La partie civile demande au tribunal :

- de déclarer la SNC HACHETTE FILIPACCHI ASSOCIES civilement responsable,

- de condamner solidairement les prévenus et la société civilement responsable à lui payer la somme de 50.000 euros à titre de dommages et intérêts,

- d’ordonner, sous astreinte, la publication d’un communiqué judiciaire dans le JOURNAL DU DIMANCHE,

- d’ordonner la suppression de tous les passages ci-dessus reproduits du site internet, dans un délai de 10 jours à compter de la décision et ce sous astreinte de 10,000 euros par jour de retard,

- d’ordonner la publication d’un communiqué judiciaire en page d'accueil du site, sous astreinte, et dans trois quotidiens ou hebdomadaires français de son choix,

- d’ordonner l’exécution provisoire du jugement à intervenir en ce qui concerne ses dispositions civiles,

- de condamner solidairement les prévenus et la société civilement responsable à lui payer la somme de 10.000 euros sur le fondement de l’article 475-1 du code de procédure pénale.

À l’audience du 28 septembre 2010, le tribunal a fixé à 1.000 euros le montant de la consignation, qui a été versée le 17 novembre 2010, et a renvoyé l'affaire aux audiences des 16 décembre 2010 et 8 mars 2011, pour relais, et 5 mai 2011, pour plaider,

À cette dernière audience, les parties étaient représentées par leurs avocats. Le conseil de [S K] et de la société HACHETTE FILIPACCHI ASSOCIES a déposé des conclusions aux fins de question prioritaire de constitutionnalité. Le tribunal étant saisi de trois dossiers distincts, engagés par trois parties civiles à la suite de la publication des mêmes article et interview, l'avocat de [A B C D], partie civile, a sollicité le renvoi de l’affaire le concernant, ce dernier comparaissant par ailleurs devant la cour d’appel de PARIS.

Après en avoir délibéré, le tribunal a fait droit à cette demande de renvoi et, en raison de la connexité des dossiers, a décidé de ne retenir la présente affaire que sur la question prioritaire de constitutionnalité. Il a alors entendu :

- le conseil de [S K] et de la société HACHETTE FILIPACCHI ASSOCIES, qui a développé ses conclusions aux fins de question prioritaire de constitutionnalité,

- celui de [N L], qui a soutenu cette question,

- celui de [E F-G], qui a conclu au rejet de la demande de transmission de la question prioritaire de constitutionnalité,

- le ministère public, qui s’est également opposé à la transmission de la question,

- la défense ayant eu la parole en dernier.
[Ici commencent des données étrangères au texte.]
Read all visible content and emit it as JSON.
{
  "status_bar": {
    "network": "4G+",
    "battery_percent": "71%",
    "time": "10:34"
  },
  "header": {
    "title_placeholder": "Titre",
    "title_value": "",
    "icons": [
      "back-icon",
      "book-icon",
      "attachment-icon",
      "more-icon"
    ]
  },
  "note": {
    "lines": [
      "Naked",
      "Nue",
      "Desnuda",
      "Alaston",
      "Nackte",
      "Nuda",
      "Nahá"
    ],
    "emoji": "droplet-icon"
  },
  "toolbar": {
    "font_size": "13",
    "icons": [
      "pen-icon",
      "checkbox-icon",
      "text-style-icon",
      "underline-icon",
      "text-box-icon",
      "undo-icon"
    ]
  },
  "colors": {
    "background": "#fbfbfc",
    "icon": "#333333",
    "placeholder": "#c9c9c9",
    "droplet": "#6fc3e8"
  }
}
À l'issue des débats et conformément aux dispositions de l’article 462, alinéa 2, du code de procédure pénale, les parties ont été informées que le jugement serait prononcé le 17 mai 2011.

~ ~ ~ o ~ ~ ~

À cette date, la décision suivante a été rendue :

MOTIFS DU JUGEMENT

Sur la question prioritaire de constitutionnalité :

Il résulte des articles 23-1 et 23-2 de l'ordonnance n°58-1067 du 7 novembre 1958 portant loi organique sur le Conseil constitutionnel, dans leur rédaction issue de la loi organique n°2009-1523 du 10 décembre 2009 relative à l'application de l'article 61-1 de la Constitution, qu'il appartient à la juridiction saisie d'une question prioritaire de constitutionnalité :

- de s’assurer que celle-ci porte sur une disposition législative et de vérifier sa recevabilité formelle, soit l'existence d'un écrit distinct et motivé,

- de statuer par décision motivée sur la transmission de la question à la Cour de cassation, à laquelle il sera procédé si les conditions suivantes sont remplies :

1) la disposition contestée est applicable au litige ou à la procédure, ou constitue le fondement des poursuites,

2) elle n'a pas déjà été déclarée conforme à la Constitution dans les motifs et le dispositif d’une décision du Conseil constitutionnel, sauf changement des circonstances,

3) elle n'est pas dépourvue de caractère sérieux.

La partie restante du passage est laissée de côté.